Salt Lake City turns into a picturesque canvas in the fall. The heat doesn’t hurt the way it does in June. After a long 520-mile trek, my legs refused to cooperate when we finally arrived at The Zephyr. They’d grown accustomed to their 90 degree possition having spent the road trip sleeping, reading, eating nothing but Swedish fish and immersing myself in knitting—a blue scarf for a husband I haven’t met yet.

No, I’m not engaged. And no, there’s no serious relationship in sight. But standing in a yarn shop in Boulder, I stumbled upon this irresistibly soft, variegated blue yarn. It struck me as the perfect material for a scarf I’d want to someday knit for my future husband. Why wait? I thought. Why not start it today? I bought a bushel of the stuff for $10.99 a ball and began my future husband’s gift that afternoon. My plan is simple—knit this scarf exclusively until I meet him. I’m under no illusions that my soulmate is just around the corner; in fact, I suspect this scarf will grow long enough to wrap around several city blocks before we cross paths. But I like the idea I’ll have something to give him when we meet. I like the idea I’ll recognize him by how naturally he complements the yarn and I like the idea he’ll know I was thinking about him long before we met.

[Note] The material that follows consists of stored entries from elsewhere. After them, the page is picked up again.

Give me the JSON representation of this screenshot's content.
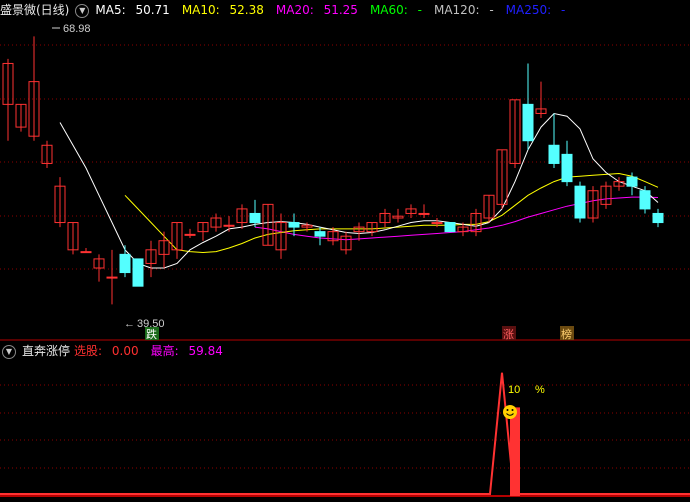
{
  "main_header": {
    "title": "盛景微(日线)",
    "ma5": {
      "label": "MA5:",
      "value": "50.71",
      "color": "#ffffff"
    },
    "ma10": {
      "label": "MA10:",
      "value": "52.38",
      "color": "#ffff00"
    },
    "ma20": {
      "label": "MA20:",
      "value": "51.25",
      "color": "#ff00ff"
    },
    "ma60": {
      "label": "MA60:",
      "value": "-",
      "color": "#00ff00"
    },
    "ma120": {
      "label": "MA120:",
      "value": "-",
      "color": "#c0c0c0"
    },
    "ma250": {
      "label": "MA250:",
      "value": "-",
      "color": "#0000ff"
    }
  },
  "sub_header": {
    "title": "直奔涨停",
    "xuangu": {
      "label": "选股:",
      "value": "0.00",
      "color": "#ff3030"
    },
    "zuigao": {
      "label": "最高:",
      "value": "59.84",
      "color": "#ff00ff"
    }
  },
  "annotations": {
    "high": "68.98",
    "low": "39.50",
    "die": "跌",
    "zhang": "涨",
    "bang": "榜",
    "pct_value": "10",
    "pct_sign": "%"
  },
  "colors": {
    "up": "#ff3232",
    "down": "#54ffff",
    "grid": "#8b0000",
    "border": "#b40000"
  },
  "chart_data": {
    "type": "candlestick",
    "y_range": [
      38,
      71
    ],
    "candles": [
      [
        61.5,
        66.0,
        57.5,
        66.5
      ],
      [
        59.0,
        61.5,
        58.5,
        61.5
      ],
      [
        58.0,
        64.0,
        57.5,
        68.98
      ],
      [
        55.0,
        57.0,
        54.5,
        57.5
      ],
      [
        48.5,
        52.5,
        48.0,
        53.5
      ],
      [
        45.5,
        48.5,
        45.0,
        48.5
      ],
      [
        45.3,
        45.3,
        45.3,
        45.7
      ],
      [
        43.5,
        44.5,
        42.0,
        45.0
      ],
      [
        42.5,
        42.5,
        39.5,
        45.5
      ],
      [
        45.0,
        43.0,
        42.5,
        46.0
      ],
      [
        44.5,
        41.5,
        41.5,
        44.5
      ],
      [
        44.0,
        45.5,
        42.5,
        46.5
      ],
      [
        45.0,
        46.5,
        43.5,
        47.5
      ],
      [
        45.5,
        48.5,
        44.5,
        48.5
      ],
      [
        47.2,
        47.2,
        46.8,
        47.8
      ],
      [
        47.5,
        48.5,
        46.5,
        48.5
      ],
      [
        48.0,
        49.0,
        47.5,
        49.5
      ],
      [
        48.2,
        48.2,
        47.5,
        49.2
      ],
      [
        48.5,
        50.0,
        47.8,
        50.5
      ],
      [
        49.5,
        48.5,
        48.0,
        51.0
      ],
      [
        46.0,
        50.5,
        46.0,
        50.5
      ],
      [
        45.5,
        48.5,
        44.5,
        49.5
      ],
      [
        48.5,
        48.0,
        47.0,
        49.5
      ],
      [
        48.0,
        48.2,
        47.5,
        48.5
      ],
      [
        47.5,
        47.0,
        46.0,
        48.0
      ],
      [
        46.5,
        47.5,
        46.0,
        48.0
      ],
      [
        45.5,
        47.0,
        45.0,
        47.5
      ],
      [
        47.5,
        48.0,
        46.5,
        48.5
      ],
      [
        47.5,
        48.5,
        47.0,
        48.5
      ],
      [
        48.5,
        49.5,
        48.0,
        50.0
      ],
      [
        49.0,
        49.2,
        48.5,
        50.0
      ],
      [
        49.5,
        50.0,
        49.0,
        50.5
      ],
      [
        49.5,
        49.5,
        49.0,
        50.5
      ],
      [
        48.5,
        48.5,
        48.0,
        49.0
      ],
      [
        48.5,
        47.5,
        47.5,
        48.5
      ],
      [
        47.5,
        48.0,
        47.0,
        48.5
      ],
      [
        47.5,
        49.5,
        47.0,
        50.0
      ],
      [
        49.0,
        51.5,
        48.5,
        51.5
      ],
      [
        50.5,
        56.5,
        50.0,
        56.5
      ],
      [
        55.0,
        62.0,
        54.5,
        62.0
      ],
      [
        61.5,
        57.5,
        56.5,
        66.0
      ],
      [
        60.5,
        61.0,
        60.0,
        64.0
      ],
      [
        57.0,
        55.0,
        54.5,
        60.5
      ],
      [
        56.0,
        53.0,
        52.5,
        57.5
      ],
      [
        52.5,
        49.0,
        48.5,
        53.0
      ],
      [
        49.0,
        52.0,
        48.5,
        52.5
      ],
      [
        50.5,
        52.5,
        50.0,
        53.0
      ],
      [
        52.5,
        53.0,
        52.0,
        53.5
      ],
      [
        53.5,
        52.5,
        51.5,
        54.0
      ],
      [
        52.0,
        50.0,
        49.5,
        52.5
      ],
      [
        49.5,
        48.5,
        48.0,
        50.0
      ]
    ],
    "ma5": [
      null,
      null,
      null,
      null,
      59.5,
      57.0,
      54.5,
      51.5,
      48.5,
      45.5,
      44.0,
      43.5,
      43.5,
      44.0,
      45.5,
      46.3,
      47.0,
      47.8,
      48.0,
      48.3,
      48.5,
      48.6,
      48.5,
      48.3,
      48.0,
      47.7,
      47.4,
      47.3,
      47.4,
      47.7,
      48.1,
      48.5,
      48.7,
      48.7,
      48.5,
      48.3,
      48.1,
      48.5,
      50.0,
      53.0,
      56.5,
      59.0,
      60.5,
      60.2,
      58.8,
      55.5,
      54.0,
      53.0,
      52.5,
      52.0,
      50.71
    ],
    "ma10": [
      null,
      null,
      null,
      null,
      null,
      null,
      null,
      null,
      null,
      51.5,
      50.0,
      48.5,
      47.0,
      45.5,
      45.3,
      45.2,
      45.3,
      45.7,
      46.2,
      46.8,
      47.2,
      47.4,
      47.6,
      47.7,
      47.8,
      47.8,
      47.8,
      47.8,
      47.8,
      47.9,
      48.0,
      48.1,
      48.2,
      48.2,
      48.2,
      48.3,
      48.3,
      48.6,
      49.3,
      50.4,
      51.5,
      52.3,
      53.0,
      53.5,
      53.6,
      53.7,
      53.8,
      53.9,
      53.6,
      53.0,
      52.38
    ],
    "ma20": [
      null,
      null,
      null,
      null,
      null,
      null,
      null,
      null,
      null,
      null,
      null,
      null,
      null,
      null,
      null,
      null,
      null,
      null,
      null,
      48.0,
      47.8,
      47.5,
      47.2,
      47.0,
      46.8,
      46.7,
      46.6,
      46.7,
      46.8,
      46.9,
      47.0,
      47.1,
      47.2,
      47.3,
      47.4,
      47.5,
      47.7,
      47.9,
      48.2,
      48.6,
      49.1,
      49.5,
      49.9,
      50.3,
      50.6,
      50.9,
      51.1,
      51.2,
      51.3,
      51.3,
      51.25
    ],
    "signal": {
      "peak_index": 38,
      "peak_value": 59.84,
      "bar_index": 39,
      "bar_value": 10,
      "sub_y_range": [
        0,
        66
      ]
    }
  }
}
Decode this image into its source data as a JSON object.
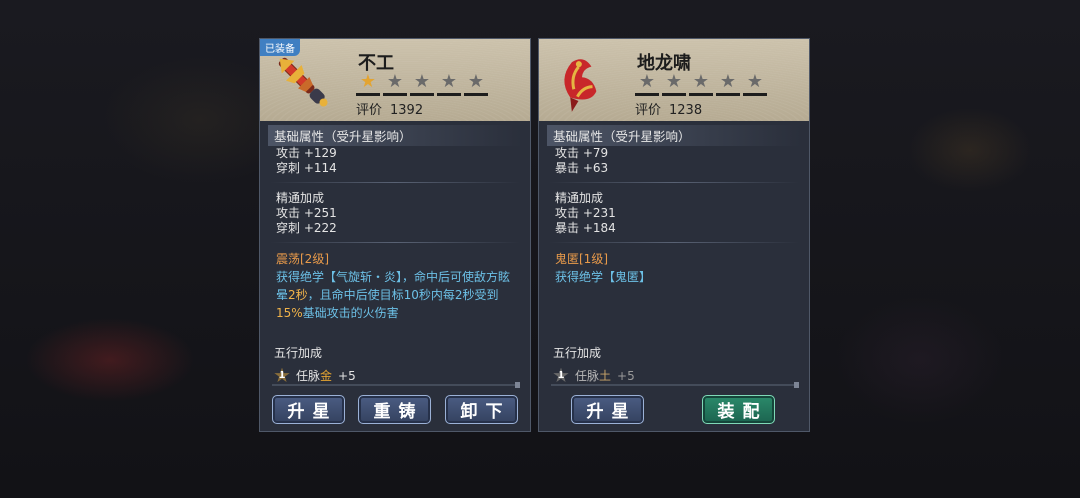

As sensation returned to my feet, I cautiously scanned the area before stepping out of the van. A sense of unease clung to me; I couldn’t shake the feeling that Cindy, the lunatic Soucy had picked up during our last stop here, might spring from the shadows at any moment. It’s not paranoia when it’s justified. Two months ago, following our last Zepher show, Cindy had lured us to her place, promising a party and accommodations for the night. However, upon arrival, we discovered there was no party—just a cramped studio apartment with a lone twin bed and an oversized framed poster of James Taylor above it.

To Soucy’s dismay, Cindy had offered us her bed while she took the couch. But once the lights were out, she suddenly launched herself between the two of us, attempting to kiss us both. Escaping Salt Lake City unscathed felt like a narrow victory.

In the dressing room, I ran through vocal exercises, scoping the mirror for any new band stickers among the usual suspects. Then, my gaze caught something unusual—a child-like scribble on the wall that read, “Who is this Chris Soucy and why does he keep blowing my mind?” It was the only graffiti interrupting the sea of band stickers plastered around. When I pointed it out to The Doc—Soucy—he laughingly accused me of writing it as a prank. But I didn’t.

Is it a puzzle wrapped in mystery? or is it Cindy? You decide.